Aufgrund der ebenfalls weiter rückläufigen Genehmigungen in diesem Jahr dürfte das Fertigstellungsergebnis im nächsten Jahr noch einmal um 10 Prozent niedriger ausfallen; das wären dann nur noch 240.000 Wohnungen. In Westdeutschland würde dabei möglicherweise zum ersten Mal seit Beginn der Statistik nach dem Krieg im Jahre 1950 die 200.000-Grenze unterschritten oder nur noch knapp erreicht; zuletzt sei diese Grenze 1988 mit 209.000 Wohnungen gestreift worden. Bliebe es bei den vorgesehenen Streichungen, sei eine Talfahrt in Richtung 150.000 Wohnungen in Deutschland insgesamt denkbar.

Das Votum des Instituts – und da sei man sich mit allen anderen Verbänden der Bau-, Wohnungs- und Kreditwirtschaft einig – laute daher:

  1. Es müsse weiterhin eine Grundförderung auch für Personen ohne Kinder geben und es sollte
  2. auf die Senkung der Einkommensgrenzen verzichtet werden.

Dr. Möller: "Die Wohneigentumsförderung sollte nicht zum Vehikel für die Kinderförderung degradiert werden."

In diesem Zusammenhang wies Möller noch einmal auf die überragende Bedeutung des Wohnungsbaus für die gesamte Volkswirtschaft hin: Im Bereich der Wohnungswirtschaft werde jährlich ein Transaktionsvolumen (Neubau und Bestand) von weit mehr als 200 Mrd. € umgesetzt. Wenn der Wohnungsneubau nicht so stark zurückgegangen wäre, läge diese Summe noch um einiges höher. Die 200 Mrd. € entsprächen immerhin rund 11 Prozent des Bruttoinlandprodukts.
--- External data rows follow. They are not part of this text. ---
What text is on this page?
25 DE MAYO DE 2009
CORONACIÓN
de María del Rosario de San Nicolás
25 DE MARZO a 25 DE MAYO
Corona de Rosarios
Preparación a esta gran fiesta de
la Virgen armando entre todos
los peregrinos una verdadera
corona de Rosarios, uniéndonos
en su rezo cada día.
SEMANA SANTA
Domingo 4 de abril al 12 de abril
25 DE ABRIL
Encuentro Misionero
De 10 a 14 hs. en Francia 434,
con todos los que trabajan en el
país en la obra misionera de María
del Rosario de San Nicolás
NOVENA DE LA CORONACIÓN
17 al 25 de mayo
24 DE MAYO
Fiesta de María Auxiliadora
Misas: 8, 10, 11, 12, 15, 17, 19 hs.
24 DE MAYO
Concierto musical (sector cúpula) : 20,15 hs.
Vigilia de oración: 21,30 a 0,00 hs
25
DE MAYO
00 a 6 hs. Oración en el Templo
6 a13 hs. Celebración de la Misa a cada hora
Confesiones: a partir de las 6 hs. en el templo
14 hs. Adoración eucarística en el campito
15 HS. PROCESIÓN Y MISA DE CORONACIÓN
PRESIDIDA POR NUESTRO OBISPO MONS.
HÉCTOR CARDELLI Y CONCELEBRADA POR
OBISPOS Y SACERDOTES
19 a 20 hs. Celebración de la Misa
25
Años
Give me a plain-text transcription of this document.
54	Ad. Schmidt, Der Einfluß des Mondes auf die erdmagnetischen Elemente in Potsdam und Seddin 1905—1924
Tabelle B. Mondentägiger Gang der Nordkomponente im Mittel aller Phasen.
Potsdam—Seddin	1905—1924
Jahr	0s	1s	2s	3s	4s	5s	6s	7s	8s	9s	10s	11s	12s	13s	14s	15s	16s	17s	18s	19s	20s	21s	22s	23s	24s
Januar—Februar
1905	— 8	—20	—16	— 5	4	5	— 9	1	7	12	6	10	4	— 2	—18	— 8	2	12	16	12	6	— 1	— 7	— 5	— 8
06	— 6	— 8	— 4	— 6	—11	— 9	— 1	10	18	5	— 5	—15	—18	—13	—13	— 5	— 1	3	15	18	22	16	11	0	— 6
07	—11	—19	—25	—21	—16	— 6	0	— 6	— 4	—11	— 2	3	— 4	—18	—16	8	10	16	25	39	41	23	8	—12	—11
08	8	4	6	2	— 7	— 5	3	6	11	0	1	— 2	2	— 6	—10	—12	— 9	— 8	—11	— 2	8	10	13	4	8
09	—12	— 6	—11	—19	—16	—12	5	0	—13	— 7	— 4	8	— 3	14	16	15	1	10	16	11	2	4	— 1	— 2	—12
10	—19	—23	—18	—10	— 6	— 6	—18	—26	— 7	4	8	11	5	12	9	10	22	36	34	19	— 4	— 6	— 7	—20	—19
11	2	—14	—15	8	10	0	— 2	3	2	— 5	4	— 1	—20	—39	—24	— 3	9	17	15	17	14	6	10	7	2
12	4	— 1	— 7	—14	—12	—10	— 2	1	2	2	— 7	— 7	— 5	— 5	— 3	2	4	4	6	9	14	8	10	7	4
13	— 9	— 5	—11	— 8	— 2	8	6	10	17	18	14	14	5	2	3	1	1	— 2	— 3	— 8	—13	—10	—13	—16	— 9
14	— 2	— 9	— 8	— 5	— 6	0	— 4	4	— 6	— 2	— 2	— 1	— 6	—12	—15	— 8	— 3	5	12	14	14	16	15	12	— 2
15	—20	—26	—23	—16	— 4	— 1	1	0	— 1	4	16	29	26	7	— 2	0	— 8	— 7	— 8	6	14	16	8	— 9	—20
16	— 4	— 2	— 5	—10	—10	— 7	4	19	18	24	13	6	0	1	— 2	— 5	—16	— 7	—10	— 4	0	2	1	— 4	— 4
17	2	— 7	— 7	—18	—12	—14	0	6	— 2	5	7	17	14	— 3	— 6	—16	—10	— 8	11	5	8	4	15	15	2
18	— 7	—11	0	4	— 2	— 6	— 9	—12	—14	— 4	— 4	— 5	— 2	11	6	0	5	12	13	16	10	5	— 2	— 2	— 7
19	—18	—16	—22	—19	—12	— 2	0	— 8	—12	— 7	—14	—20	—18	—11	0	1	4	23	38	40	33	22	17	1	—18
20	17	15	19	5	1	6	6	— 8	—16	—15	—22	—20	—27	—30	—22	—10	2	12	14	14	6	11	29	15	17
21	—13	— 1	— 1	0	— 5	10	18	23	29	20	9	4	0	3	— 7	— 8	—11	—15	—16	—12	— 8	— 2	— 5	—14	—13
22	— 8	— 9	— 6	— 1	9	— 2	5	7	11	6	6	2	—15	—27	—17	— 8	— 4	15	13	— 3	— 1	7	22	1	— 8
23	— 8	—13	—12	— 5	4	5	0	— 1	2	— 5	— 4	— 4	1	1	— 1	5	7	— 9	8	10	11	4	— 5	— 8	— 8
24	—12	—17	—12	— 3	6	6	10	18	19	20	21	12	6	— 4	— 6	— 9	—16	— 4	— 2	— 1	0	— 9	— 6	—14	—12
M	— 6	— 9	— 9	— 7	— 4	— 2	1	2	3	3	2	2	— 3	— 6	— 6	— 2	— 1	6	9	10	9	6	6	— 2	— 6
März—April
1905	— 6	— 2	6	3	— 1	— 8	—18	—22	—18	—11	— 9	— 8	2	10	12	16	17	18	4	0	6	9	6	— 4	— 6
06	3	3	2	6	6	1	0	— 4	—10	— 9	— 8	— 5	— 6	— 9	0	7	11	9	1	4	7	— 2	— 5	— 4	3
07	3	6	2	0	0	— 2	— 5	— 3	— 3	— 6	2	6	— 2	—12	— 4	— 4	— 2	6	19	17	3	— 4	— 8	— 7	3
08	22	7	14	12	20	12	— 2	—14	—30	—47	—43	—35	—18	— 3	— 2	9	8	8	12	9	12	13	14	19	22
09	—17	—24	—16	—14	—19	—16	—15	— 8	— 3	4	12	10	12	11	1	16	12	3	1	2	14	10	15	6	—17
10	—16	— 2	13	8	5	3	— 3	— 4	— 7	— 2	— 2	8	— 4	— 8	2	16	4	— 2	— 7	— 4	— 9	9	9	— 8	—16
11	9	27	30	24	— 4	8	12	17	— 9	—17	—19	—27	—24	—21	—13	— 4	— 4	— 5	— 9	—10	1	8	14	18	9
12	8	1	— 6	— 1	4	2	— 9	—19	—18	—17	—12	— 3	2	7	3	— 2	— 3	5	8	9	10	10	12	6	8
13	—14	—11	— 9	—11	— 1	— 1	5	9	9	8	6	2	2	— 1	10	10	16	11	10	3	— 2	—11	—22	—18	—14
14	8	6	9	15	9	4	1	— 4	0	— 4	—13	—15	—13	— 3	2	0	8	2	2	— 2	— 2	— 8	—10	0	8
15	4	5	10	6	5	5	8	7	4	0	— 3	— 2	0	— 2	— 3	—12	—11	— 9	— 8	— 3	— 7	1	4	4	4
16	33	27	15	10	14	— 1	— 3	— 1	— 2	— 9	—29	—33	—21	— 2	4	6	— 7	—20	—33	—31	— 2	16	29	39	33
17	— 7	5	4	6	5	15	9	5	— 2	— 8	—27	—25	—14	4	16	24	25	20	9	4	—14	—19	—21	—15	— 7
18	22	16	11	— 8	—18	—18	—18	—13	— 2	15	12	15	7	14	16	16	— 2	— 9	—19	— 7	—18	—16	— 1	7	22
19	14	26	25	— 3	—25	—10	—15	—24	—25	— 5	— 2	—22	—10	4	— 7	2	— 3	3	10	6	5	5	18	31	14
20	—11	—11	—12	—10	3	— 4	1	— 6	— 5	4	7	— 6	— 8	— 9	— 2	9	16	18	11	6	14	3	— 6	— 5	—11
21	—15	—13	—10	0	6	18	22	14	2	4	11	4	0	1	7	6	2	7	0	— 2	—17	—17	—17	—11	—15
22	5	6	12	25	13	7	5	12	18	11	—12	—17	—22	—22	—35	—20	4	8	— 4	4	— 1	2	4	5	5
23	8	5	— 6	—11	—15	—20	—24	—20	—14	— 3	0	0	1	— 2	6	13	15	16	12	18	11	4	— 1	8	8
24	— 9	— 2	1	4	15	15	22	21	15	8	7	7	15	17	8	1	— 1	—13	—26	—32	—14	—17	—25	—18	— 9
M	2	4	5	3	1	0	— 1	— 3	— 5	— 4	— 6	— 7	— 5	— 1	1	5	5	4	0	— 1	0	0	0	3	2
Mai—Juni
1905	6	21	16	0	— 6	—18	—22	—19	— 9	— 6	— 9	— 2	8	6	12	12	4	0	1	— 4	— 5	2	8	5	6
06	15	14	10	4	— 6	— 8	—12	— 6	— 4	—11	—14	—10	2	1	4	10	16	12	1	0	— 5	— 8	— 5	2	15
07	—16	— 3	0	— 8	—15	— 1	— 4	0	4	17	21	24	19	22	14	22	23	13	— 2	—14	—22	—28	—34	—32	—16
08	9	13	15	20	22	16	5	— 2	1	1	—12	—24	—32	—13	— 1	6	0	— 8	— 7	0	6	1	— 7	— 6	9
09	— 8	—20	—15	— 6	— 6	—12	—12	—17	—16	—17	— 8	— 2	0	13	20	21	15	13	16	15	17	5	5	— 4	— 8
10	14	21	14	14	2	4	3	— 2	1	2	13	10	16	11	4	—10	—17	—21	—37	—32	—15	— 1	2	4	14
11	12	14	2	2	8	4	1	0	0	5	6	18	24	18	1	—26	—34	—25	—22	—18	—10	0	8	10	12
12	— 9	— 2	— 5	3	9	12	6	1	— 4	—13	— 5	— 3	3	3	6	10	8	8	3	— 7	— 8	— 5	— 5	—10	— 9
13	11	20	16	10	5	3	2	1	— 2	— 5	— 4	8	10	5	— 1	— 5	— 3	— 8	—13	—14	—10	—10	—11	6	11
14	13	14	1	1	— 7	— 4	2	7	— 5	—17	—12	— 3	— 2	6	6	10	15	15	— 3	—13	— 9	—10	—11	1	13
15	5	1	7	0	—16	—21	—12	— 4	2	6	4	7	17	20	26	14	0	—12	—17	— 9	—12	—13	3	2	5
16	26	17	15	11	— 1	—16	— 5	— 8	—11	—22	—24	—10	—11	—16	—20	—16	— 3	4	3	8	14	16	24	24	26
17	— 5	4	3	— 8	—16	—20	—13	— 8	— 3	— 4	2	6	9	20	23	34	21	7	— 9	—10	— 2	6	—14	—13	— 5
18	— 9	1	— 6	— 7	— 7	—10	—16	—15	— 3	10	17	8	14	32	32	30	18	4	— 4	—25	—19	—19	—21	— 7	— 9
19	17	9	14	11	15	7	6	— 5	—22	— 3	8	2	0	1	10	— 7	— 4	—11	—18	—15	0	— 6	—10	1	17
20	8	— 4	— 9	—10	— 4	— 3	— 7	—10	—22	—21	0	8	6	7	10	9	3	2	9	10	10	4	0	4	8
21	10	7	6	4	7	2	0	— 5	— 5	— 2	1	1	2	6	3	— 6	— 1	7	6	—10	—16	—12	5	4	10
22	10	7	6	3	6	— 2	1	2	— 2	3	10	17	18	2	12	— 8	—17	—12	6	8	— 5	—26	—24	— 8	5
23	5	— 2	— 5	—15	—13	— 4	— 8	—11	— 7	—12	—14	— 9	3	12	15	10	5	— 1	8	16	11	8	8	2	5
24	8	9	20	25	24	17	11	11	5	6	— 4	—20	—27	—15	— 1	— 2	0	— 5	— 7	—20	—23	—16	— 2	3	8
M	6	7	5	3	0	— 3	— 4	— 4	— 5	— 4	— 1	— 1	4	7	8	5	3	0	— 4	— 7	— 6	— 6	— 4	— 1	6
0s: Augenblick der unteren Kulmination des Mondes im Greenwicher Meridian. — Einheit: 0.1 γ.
Zum Vergleich: Die Automobilwirtschaft erbringe etwa 130 Mrd. € und damit "nur" gut 6 Prozent des Bruttoinlandprodukts. Vom gesamten Bruttoanlagevermögen der deutschen Volkswirtschaft in Höhe von knapp 10.000 Mrd. € entfielen rund 45 Prozent oder 4.500 Mrd. € allein auf Wohnbauten in Form von Wohneigentum und Mietwohnungen. Dieser Zweig der Wirtschaft spiele in der öffentlichen Diskussion und leider auch in der Politik eine, gemessen an seiner Bedeutung, viel zu geringe Rolle.

Im Hinblick auf die konjunkturelle Entwicklung sei allgemein unbestritten, dass es ohne Aufschwung in der Bauwirtschaft keinen Aufschwung der Gesamtwirtschaft gebe. Möller fügte hinzu: "Und ohne Aufschwung im Wohnungsbau gibt es keinen Aufschwung in der Bauwirtschaft."